A3: Failure of incorrectly pressed dead-ends during and after installation:
Conductor slipped out from dead-end clamp during and after installation. Two different dead-end fittings (which require different die sizes) were used for the project (due to some delays in delivery of initially scheduled fittings). Slightly larger sized die was specified for the initial fittings (across-flat-width after compression was 18.90-19.20mm for the initial fittings and 18.75-19.05mm for the newly added fittings).

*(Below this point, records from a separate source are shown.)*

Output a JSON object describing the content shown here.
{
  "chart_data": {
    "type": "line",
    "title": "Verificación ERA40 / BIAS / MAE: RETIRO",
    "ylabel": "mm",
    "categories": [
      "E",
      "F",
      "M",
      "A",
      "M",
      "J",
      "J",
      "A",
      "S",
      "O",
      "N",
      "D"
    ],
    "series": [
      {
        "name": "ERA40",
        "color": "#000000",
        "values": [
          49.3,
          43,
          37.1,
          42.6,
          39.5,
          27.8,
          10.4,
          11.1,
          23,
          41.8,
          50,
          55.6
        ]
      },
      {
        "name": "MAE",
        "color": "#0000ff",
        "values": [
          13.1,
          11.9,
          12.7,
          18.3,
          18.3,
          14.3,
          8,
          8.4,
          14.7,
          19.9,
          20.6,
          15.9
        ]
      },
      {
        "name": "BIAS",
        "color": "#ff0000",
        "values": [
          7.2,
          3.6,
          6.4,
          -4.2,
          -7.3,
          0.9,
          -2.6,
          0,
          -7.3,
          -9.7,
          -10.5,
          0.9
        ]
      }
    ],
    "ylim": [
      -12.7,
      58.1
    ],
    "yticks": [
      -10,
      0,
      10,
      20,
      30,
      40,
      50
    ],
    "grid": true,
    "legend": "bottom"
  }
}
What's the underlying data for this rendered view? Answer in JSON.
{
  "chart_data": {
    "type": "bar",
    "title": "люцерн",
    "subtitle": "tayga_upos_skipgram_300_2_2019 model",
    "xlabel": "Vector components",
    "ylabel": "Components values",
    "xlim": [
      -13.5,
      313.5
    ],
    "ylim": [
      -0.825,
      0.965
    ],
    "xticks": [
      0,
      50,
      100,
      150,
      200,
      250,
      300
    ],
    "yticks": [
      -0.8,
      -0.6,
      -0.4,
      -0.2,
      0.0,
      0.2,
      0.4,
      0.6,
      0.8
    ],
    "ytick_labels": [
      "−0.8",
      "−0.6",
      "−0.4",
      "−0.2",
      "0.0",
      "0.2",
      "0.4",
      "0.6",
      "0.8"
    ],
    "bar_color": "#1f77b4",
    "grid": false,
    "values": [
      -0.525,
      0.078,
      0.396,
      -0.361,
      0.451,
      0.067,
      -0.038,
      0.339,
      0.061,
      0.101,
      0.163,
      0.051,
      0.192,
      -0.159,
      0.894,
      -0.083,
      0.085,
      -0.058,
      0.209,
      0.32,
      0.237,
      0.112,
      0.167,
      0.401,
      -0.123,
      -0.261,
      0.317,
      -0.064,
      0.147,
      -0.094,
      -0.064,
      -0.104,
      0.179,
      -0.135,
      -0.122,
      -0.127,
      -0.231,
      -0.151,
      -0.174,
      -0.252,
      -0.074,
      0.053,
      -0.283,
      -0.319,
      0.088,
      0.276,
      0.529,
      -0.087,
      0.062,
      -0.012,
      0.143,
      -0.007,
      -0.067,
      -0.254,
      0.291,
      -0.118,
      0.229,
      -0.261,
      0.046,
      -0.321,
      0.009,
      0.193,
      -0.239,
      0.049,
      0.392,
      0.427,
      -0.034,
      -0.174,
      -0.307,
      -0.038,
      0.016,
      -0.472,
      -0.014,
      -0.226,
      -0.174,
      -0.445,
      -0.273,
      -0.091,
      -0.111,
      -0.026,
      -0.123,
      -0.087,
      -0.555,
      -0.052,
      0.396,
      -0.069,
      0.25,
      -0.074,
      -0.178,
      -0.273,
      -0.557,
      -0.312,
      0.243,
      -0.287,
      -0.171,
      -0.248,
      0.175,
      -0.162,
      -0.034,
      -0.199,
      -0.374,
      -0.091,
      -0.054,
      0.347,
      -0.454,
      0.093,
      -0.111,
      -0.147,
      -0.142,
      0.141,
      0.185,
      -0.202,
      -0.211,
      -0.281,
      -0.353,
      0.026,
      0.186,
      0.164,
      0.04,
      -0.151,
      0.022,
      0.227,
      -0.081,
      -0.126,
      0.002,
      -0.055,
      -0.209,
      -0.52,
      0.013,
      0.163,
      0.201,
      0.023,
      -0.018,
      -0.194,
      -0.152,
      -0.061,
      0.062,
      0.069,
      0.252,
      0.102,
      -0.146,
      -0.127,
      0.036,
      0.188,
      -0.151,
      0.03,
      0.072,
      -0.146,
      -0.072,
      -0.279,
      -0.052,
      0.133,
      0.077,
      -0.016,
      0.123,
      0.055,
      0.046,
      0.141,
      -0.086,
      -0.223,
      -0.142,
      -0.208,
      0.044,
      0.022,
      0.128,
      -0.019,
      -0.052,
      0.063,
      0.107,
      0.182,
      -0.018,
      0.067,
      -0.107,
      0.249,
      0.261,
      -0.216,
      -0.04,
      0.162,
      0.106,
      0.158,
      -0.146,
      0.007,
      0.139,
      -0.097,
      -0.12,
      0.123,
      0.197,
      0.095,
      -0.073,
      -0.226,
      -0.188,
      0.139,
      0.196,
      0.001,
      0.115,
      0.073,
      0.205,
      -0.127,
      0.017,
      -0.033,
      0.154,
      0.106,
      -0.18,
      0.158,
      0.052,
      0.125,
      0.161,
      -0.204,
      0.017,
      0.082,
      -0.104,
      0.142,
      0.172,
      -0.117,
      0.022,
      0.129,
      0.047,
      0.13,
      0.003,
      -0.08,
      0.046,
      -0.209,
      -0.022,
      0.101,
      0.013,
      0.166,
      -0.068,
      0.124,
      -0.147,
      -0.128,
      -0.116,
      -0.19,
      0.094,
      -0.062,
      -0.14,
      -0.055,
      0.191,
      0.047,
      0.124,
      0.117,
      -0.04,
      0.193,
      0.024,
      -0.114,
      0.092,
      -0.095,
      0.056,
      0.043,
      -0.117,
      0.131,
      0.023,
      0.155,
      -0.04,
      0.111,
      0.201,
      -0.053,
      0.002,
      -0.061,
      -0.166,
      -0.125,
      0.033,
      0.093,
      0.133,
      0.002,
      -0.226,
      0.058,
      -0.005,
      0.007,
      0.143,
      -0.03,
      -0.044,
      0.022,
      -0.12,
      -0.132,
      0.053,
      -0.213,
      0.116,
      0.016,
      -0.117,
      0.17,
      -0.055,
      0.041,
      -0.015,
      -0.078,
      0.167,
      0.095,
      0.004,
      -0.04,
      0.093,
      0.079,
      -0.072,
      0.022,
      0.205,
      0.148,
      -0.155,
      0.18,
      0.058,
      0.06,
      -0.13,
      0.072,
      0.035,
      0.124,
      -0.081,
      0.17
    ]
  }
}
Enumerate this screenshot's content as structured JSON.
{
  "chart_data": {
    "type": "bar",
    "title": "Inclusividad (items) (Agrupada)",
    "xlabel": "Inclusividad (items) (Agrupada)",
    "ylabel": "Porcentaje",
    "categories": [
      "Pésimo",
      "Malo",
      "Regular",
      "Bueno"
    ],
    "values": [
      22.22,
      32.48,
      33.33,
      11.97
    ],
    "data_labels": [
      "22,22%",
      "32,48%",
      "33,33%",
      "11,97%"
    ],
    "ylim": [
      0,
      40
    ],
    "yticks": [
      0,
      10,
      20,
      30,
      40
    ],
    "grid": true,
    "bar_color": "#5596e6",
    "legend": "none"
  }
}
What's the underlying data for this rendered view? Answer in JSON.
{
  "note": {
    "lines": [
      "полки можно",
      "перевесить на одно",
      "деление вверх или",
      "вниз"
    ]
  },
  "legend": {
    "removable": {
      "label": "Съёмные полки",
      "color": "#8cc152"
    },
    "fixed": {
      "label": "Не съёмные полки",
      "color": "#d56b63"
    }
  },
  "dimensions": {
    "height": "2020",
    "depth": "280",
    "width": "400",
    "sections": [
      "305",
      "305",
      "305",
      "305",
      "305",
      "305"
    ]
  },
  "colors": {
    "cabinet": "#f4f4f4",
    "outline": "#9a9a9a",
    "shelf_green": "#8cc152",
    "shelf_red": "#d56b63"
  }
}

After investigating the failed fitting, it was found that some of the inner steel sleeve of newly added fittings were compressed with wrong dies (which was prepared for initial fittings), resulting in insufficient compression (gripping of the composite core) of some of the steel sleeve (which in general provides 80 % of the RTS of the dead-end (the rest, 20% comes from the aluminium sleeve). It was then communicated to the installation crews that it must be verified that across-flat width of steel sleeves after compression must match with the manufacturer’s specification. However, some completed dead-ends were overlooked and not corrected prior to completion. Main causes of this issues were lack of communication and installation quality control failure.
Countermeasure:
Double-checking across-flat-width after compression was included in the quality control procedures/method statements and dies and press, as well as fittings, were marked with matching identifications to avoid unnecessary confusion. It was instructed that installation tools and equipment, procedures and QC parameters to be reviewed and verified at daily toolbox meetings. The rest of the dead-ends, where it could not be assured that the inner sleeve was compressed with correctly sized die, were replaced with properly installed dead-ends. No failure of conductor nor fitting have been reported on the line after the corrective actions have been taken.